Y en cuanto a las labores domésticas, los expertos apuntan varias prácticas sencillas: arrodillarse o, al menos, doblar las rodillas al hacer la cama; al limpiar objetos que estén por encima de los hombros, subirse a una altura; repartir la carga entre ambos brazos al volver de la compra; o planchar descansando una pierna en una pequeña tarima. Un buen consejo es intentar utilizar las abdominales para hacer cualquier tarea, incluso a la hora de coger objetos o subir escaleras.


El ejercicio físico, un valor seguro

En este tipo de patologías reumatológicas, la práctica de ejercicio, aunque sea leve, es siempre motivo de mejora. Y es que, hay que evitar a toda costa el sedentarismo, ya que con la realización de alguna actividad física no sólo se tendrá menos dolor, sino que el paciente se encontrará cada vez mejor.

Pero hay que tener en cuenta que la constancia en la realización de cualquier ejercicio es la base para que la rehabilitación tenga éxito. No vale con la realización esporádica de alguna actividad física. Por ello, se debe ser consciente de que si es algo que no gusta o que cuesta, no se va a incluir en la rutina diaria.

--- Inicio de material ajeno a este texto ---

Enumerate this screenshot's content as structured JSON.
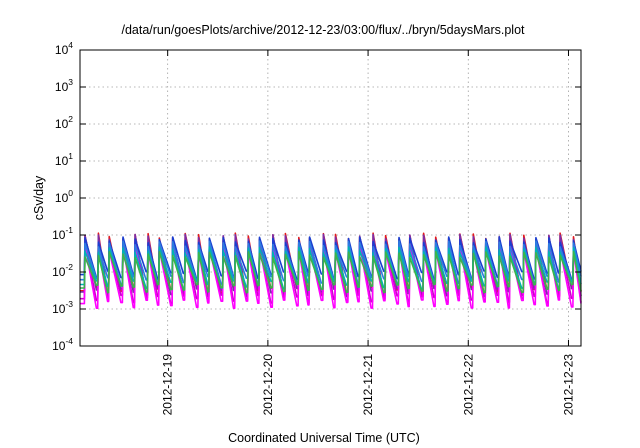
{
  "chart_data": {
    "type": "line",
    "title": "/data/run/goesPlots/archive/2012-12-23/03:00/flux/../bryn/5daysMars.plot",
    "xlabel": "Coordinated Universal Time (UTC)",
    "ylabel": "cSv/day",
    "yscale": "log",
    "ylim": [
      0.0001,
      10000
    ],
    "y_ticks": [
      {
        "base": "10",
        "exp": "-4"
      },
      {
        "base": "10",
        "exp": "-3"
      },
      {
        "base": "10",
        "exp": "-2"
      },
      {
        "base": "10",
        "exp": "-1"
      },
      {
        "base": "10",
        "exp": "0"
      },
      {
        "base": "10",
        "exp": "1"
      },
      {
        "base": "10",
        "exp": "2"
      },
      {
        "base": "10",
        "exp": "3"
      },
      {
        "base": "10",
        "exp": "4"
      }
    ],
    "xlim": [
      "2012-12-18 03:00",
      "2012-12-23 03:00"
    ],
    "x_ticks": [
      {
        "label": "2012-12-19",
        "value": "2012-12-19 00:00"
      },
      {
        "label": "2012-12-20",
        "value": "2012-12-20 00:00"
      },
      {
        "label": "2012-12-21",
        "value": "2012-12-21 00:00"
      },
      {
        "label": "2012-12-22",
        "value": "2012-12-22 00:00"
      },
      {
        "label": "2012-12-23",
        "value": "2012-12-23 00:00"
      }
    ],
    "grid": true,
    "legend": "none",
    "pattern": {
      "peak_cycle_hours": [
        0,
        3.2,
        2.6,
        3.3,
        2.9,
        3.1,
        2.7,
        3.2,
        3.0
      ],
      "series": [
        {
          "color": "#e41a1c",
          "peak": 0.095,
          "trough": 0.0031
        },
        {
          "color": "#7b2fa8",
          "peak": 0.088,
          "trough": 0.0029
        },
        {
          "color": "#cc00cc",
          "peak": 0.06,
          "trough": 0.0019
        },
        {
          "color": "#ff00ff",
          "peak": 0.045,
          "trough": 0.0014
        },
        {
          "color": "#1a3fd0",
          "peak": 0.075,
          "trough": 0.0085
        },
        {
          "color": "#2d7de0",
          "peak": 0.058,
          "trough": 0.0062
        },
        {
          "color": "#00b3b3",
          "peak": 0.04,
          "trough": 0.0046
        },
        {
          "color": "#3cb44b",
          "peak": 0.03,
          "trough": 0.0037
        }
      ]
    }
  }
}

Para ello se debe elegir un tipo de ejercicio que satisfaga y que se adapte a la situación personal de cada uno: natación si tiene piscina cerca y se sabe nadar razonablemente bien, bicicleta estática si no se quiere salir a la calle, caminar a ritmo ligero, pilates, gimnasia de mantenimiento, tai-chi, etc.

Sin embargo, también se deben de tener en cuenta varios aspectos importantes a la hora de ponernos “manos a la obra”. Así, si se realizan ejercicios específicos para la espalda o cuello, se deben hacer de forma gradual y, si se puede, al principio con supervisión. No se debe intentar hacerlo todo el primer día, sino que es aconsejable ir aumentando el ritmo e intensidad de los mismos de forma progresiva.

Por último, los expertos nos recuerdan una máxima a tener en cuenta siempre: los ejercicios no deberían producir dolor si están bien hechos. Si esto ocurriera, y no se tiene seguridad de estar haciéndolos bien, deben reducirse a la mitad o incluso dejar de hacerlos, puesto que podemos estar provocando una daño mayor a nuestra espalda. La ayuda profesional es, en estos casos, imprescindible a la hora de continuar con el ejercicio.